Do you know of any fault tolerant system? Asking because in all the cases I know, when we make a system "fault tolerant" we increase the complexity and we introduce new systemic failure modes related to our fault-tolerant-making-system, making them effectively non fault tolerant.
In all the cases I know, we traded frequent and localized failure for infrequent but globalized catastrophic failures. Like in this case.
You can make a system tolerant to certain faults. Other faults are left "untolerated".
A system that can tolerate anything, so have perfect availability, seems clearly impossible. So yeah, totally right, it's always a tradeoff. That's reasonable, as long as you trade smart.
I wonder if the people deciding to install Crowdstrike are aware of this. If they traded intentionally, and this is something they accepted, I guess it's fine. If not... I further wonder if they will change anything in the aftermath.
There will be lawsuits, there will be negotiations for better contracts, and likely there will be processes put in place to make it look like something was done at a deeper level. And yet this will happen again next year or the year after, at another company. I would be surprised if there was a risk assessment for the software that is supposed to be the answer to the risk assessment in the first place. Will be interesting to see what happens once the dust settles.
- This is system has a single point of failure, it is not fault tolerant. Lets introduce these three things to make it fault-tolerant
- Now you have three single points of failure...
It really depends on the size of the system and the definition of fault tolerance. If I have a website calling out to 10 APIs and one API failure takes down the site, that is not fault tolerance. If that 1 API failure gets caught and the rest operate as normal, that is fault tolerance, but 10% of the system is down. If you go to almost any site and open the dev console, you'll see errors coming from parts of the system, that is fault tolerance. Any twin engine airplane is fault tolerant...until both engines fail.

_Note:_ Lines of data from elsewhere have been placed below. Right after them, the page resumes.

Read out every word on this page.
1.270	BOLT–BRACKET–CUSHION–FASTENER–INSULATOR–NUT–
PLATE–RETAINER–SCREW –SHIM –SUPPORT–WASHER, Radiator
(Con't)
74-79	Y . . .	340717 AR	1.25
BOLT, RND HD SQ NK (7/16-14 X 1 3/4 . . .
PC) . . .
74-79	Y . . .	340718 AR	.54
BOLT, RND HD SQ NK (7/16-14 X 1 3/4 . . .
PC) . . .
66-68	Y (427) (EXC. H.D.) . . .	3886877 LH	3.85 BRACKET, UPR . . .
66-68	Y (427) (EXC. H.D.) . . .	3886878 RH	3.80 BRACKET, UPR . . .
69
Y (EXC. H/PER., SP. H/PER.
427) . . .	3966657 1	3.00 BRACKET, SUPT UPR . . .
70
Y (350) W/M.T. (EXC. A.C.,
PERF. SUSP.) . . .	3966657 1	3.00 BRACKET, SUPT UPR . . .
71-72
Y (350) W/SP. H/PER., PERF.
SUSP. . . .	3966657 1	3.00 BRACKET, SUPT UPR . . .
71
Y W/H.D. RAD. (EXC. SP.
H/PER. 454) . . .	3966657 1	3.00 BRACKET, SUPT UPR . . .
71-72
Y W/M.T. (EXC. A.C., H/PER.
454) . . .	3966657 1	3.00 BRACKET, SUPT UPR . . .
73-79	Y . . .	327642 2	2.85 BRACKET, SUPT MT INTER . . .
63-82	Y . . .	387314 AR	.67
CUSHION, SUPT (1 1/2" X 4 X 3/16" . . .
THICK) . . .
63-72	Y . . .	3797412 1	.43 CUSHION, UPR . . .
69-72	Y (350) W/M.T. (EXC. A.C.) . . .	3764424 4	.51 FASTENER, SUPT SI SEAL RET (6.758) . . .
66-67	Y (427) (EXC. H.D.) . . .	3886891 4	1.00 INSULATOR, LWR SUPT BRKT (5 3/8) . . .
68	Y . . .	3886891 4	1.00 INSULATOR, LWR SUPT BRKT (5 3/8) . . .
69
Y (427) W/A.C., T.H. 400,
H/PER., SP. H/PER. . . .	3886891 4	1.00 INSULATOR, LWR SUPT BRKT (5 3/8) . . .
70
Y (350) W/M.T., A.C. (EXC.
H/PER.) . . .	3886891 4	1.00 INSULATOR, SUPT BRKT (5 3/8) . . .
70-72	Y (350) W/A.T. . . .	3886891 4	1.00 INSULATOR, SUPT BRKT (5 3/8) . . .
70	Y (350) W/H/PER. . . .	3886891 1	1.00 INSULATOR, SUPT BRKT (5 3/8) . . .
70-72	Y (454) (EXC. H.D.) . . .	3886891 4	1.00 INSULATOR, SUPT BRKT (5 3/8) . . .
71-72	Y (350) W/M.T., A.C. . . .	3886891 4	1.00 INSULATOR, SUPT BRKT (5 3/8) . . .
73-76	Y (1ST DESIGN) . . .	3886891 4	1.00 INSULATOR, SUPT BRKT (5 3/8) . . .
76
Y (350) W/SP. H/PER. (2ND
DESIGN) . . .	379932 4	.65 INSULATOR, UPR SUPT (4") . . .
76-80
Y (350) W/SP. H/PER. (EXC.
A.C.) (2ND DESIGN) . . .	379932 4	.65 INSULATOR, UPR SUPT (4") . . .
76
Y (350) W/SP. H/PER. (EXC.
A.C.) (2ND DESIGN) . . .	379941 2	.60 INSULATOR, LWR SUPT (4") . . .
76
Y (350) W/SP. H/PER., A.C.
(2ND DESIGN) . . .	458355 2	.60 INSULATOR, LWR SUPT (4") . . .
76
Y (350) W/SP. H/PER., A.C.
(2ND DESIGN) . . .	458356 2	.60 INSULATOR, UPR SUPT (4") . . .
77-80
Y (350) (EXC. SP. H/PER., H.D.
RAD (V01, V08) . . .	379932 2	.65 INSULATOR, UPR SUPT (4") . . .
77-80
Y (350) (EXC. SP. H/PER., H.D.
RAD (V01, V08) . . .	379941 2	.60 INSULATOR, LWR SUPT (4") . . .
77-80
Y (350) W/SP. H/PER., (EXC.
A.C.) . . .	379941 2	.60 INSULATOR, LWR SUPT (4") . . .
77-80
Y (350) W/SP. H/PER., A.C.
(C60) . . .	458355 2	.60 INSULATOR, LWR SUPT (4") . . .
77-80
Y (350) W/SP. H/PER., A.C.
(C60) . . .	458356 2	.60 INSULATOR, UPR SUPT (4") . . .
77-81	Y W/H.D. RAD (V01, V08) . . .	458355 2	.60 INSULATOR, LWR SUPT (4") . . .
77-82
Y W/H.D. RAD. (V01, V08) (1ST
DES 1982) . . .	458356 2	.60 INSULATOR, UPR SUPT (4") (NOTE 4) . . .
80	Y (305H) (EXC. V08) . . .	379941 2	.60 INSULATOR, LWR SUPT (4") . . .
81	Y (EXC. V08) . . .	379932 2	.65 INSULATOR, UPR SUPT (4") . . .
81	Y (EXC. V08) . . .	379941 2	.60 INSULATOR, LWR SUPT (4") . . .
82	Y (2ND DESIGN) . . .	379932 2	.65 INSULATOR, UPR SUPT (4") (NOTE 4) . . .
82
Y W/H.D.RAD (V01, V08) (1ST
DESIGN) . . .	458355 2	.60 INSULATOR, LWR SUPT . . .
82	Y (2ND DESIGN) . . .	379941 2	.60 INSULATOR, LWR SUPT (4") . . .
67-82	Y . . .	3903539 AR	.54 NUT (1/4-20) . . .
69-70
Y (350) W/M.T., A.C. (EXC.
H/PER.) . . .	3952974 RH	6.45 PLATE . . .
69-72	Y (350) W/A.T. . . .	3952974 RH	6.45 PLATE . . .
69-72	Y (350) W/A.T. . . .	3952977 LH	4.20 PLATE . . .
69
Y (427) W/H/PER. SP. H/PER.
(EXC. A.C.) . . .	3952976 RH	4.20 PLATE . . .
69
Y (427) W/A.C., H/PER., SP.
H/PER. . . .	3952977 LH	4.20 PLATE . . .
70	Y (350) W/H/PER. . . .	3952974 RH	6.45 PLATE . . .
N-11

I would say the solar system is fault tolerant, the universe even moreso if you consider it a system.
tldr there are levels to fault tolerance and I understand what you are saying. I am not sure if you are advocating for getting rid of fault handling, but generally you can mitigate the big scary monsters and what is left is the really edge case issues, and there really is no stopping one of those from time to time given we live in a world where anything can happen at anytime.
This instance really seems like a human related error around deployment standards...and humans will always make mistakes.
well, you usually put a load balancer and multiple instances of your service to handle individual server failures. In a basic no-lb case, your single server fails, you restart it and move on (local failure). In a load balancer case, your lb introduces its own global risks e.g. the load balancer can itself fail, which you can restart, but the load balancer can have a bug and stop handling sticky sessions when your servers are relying on it, and now you have a much harder to track brown-out event that is affecting every one of your users for a longer time, it's hard to diagnose, might end up with hard to fix data issues and transactions, and restarting the whole might not be enough.
So yeah, there is no fault tolerance if the timeframe is large enough, there are just less events, with much higher costs. It's a tradeoff.
The cynical in me thinks that the one advantage of these complex CYA systems is that when systems fail catastrophically like CrowdStrike did, we can all "outsource" the blame to them.
In all the cases I know, we traded frequent and localized failure for infrequent but globalized catastrophic failures. Like in this case.